FUNRURAL – Quem deve pagar?

A história do Funrural, sigla do Fundo de Assistência ao Trabalhador Rural, começa em 1971, com o programa de Previdência e Assistência Rural (PRORURAL). Naquele ano foi instituída a cobrança de 2% sobre a comercialização da produção com o objetivo de financiar a previdência.

Em 1988, com a nova Constituição Federal, o trabalhador rural foi incluído no Regime Geral de Previdência Social e passou a ter que recolher o imposto de 20% sobre a folha de pagamento de salários — só os produtores que não tinham funcionários continuaram pagando o imposto sobre a venda da produção.

Em 1992 houve uma nova modificação, após a aprovação da lei que regulamentou a contribuição tributária do produtor rural empregador. Com isso, o produtor pessoa física passou a recolher 2,1% e o produtor pessoa jurídica, 2,6%.

Após sucessivas alterações legislativas, o recolhimento desta contribuição social pelo Empregado Rural, Produtor Rural Pessoa Física e pelo Produtor Rural Pessoa Jurídica passou a ser fixada nos seguintes percentuais (alíquotas):

  • Pessoa física: alíquota de 1,5% sobre o valor bruto da venda da produção, sendo 1,2% para o INSS, 0,1% para o RAT (Riscos Ambientais do Trabalho) e 0,2% para o SENAR (Serviço Nacional de Aprendizagem Rural);
  • Pessoa jurídica: alíquota de 2,05% sobre o valor bruto da venda, sendo 1,7% para o INSS, 0,1% para o RAT e 0,25% para o SENAR;
  • Imposto sobre a folha de pagamento: o trabalhador rural deve formalizar a preferência quando realizar a sua primeira contribuição do ano, por meio da guia de recolhimento do FGTS.

Vale destacar, que quando o produtor optar por recolher o imposto diretamente da folha de pagamento, o valor é descontado automaticamente. Essa opção pode ser feita tanto por produtores pessoas físicas como jurídicas — essa opção é garantida pela Lei nº 13.606/2018.

O produtor rural pessoa física precisa recolher o Funrural quando: i) ealizar a venda para outro produtor rural ou para empresa estrangeira; ii) realizar a venda para consumidor final pessoa física ou iii) escolher calcular a contribuição pela folha de pagamento.
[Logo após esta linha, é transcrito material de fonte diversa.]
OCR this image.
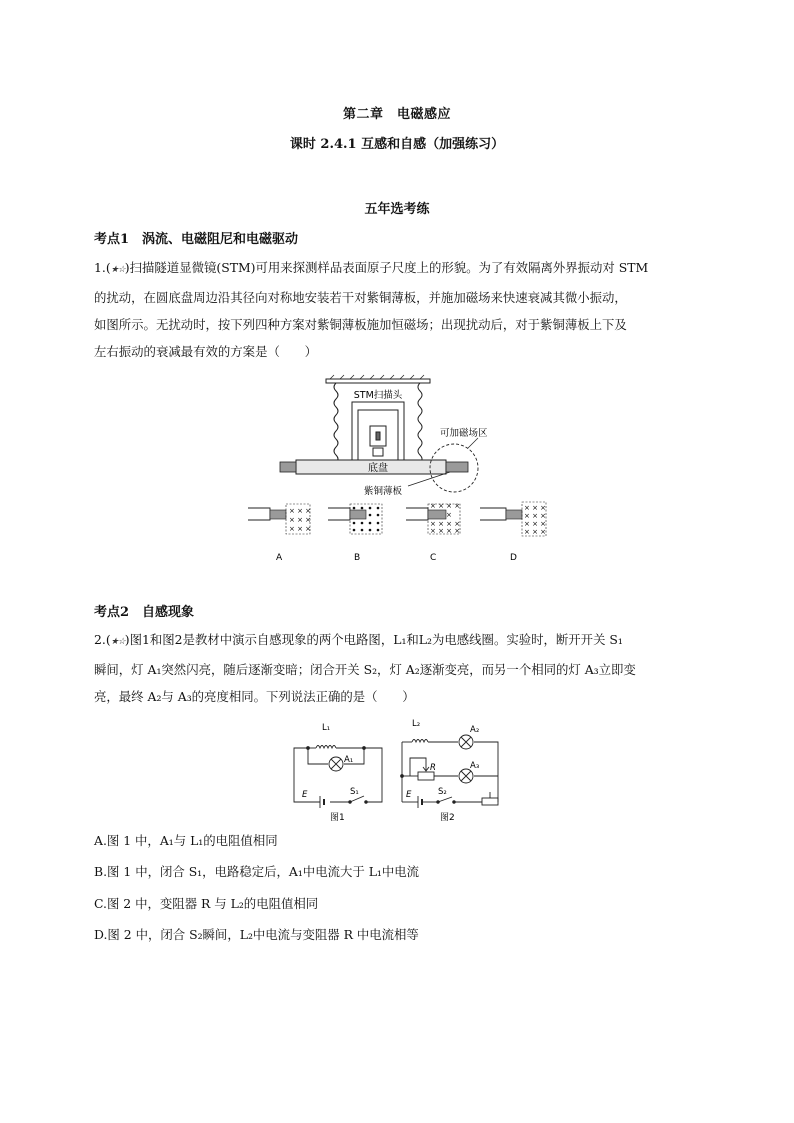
第二章　电磁感应
课时 2.4.1 互感和自感（加强练习）
五年选考练
考点1　涡流、电磁阻尼和电磁驱动
1.(★☆)扫描隧道显微镜(STM)可用来探测样品表面原子尺度上的形貌。为了有效隔离外界振动对 STM
的扰动，在圆底盘周边沿其径向对称地安装若干对紫铜薄板，并施加磁场来快速衰减其微小振动，
如图所示。无扰动时，按下列四种方案对紫铜薄板施加恒磁场；出现扰动后，对于紫铜薄板上下及
左右振动的衰减最有效的方案是（　　）
STM扫描头
底盘
可加磁场区
紫铜薄板
× × ×
× × ×
× × ×
A	B
× × × ×
×
× × × ×
× × × ×
C
× × ×
× × ×
× × ×
× × ×
D
考点2　自感现象
2.(★☆)图1和图2是教材中演示自感现象的两个电路图，L₁和L₂为电感线圈。实验时，断开开关 S₁
瞬间，灯 A₁突然闪亮，随后逐渐变暗；闭合开关 S₂，灯 A₂逐渐变亮，而另一个相同的灯 A₃立即变
亮，最终 A₂与 A₃的亮度相同。下列说法正确的是（　　）
L₁
A₁
E	S₁
图1
L₂
A₂
A₃
R
E	S₂
图2
A.图 1 中，A₁与 L₁的电阻值相同
B.图 1 中，闭合 S₁，电路稳定后，A₁中电流大于 L₁中电流
C.图 2 中，变阻器 R 与 L₂的电阻值相同
D.图 2 中，闭合 S₂瞬间，L₂中电流与变阻器 R 中电流相等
Já o produtor rural pessoa jurídica (empresa) precisa recolher o Funrural quando i) realizar a venda de produção agrícola própria; ii) adquirir produção agrícola de produtor rural pessoa física, e tenha ocorrido a retenção de Funrural e iii) escolher calcular a contribuição pela folha de pagamento.

A alíquota do Fundo Rural incide sobre a receita bruta resultante da comercialização de um produto. Parte dela vai para o INSS, enquanto o restante volta-se para o RAT (Riscos Ambientais do Trabalho) e o SENAR.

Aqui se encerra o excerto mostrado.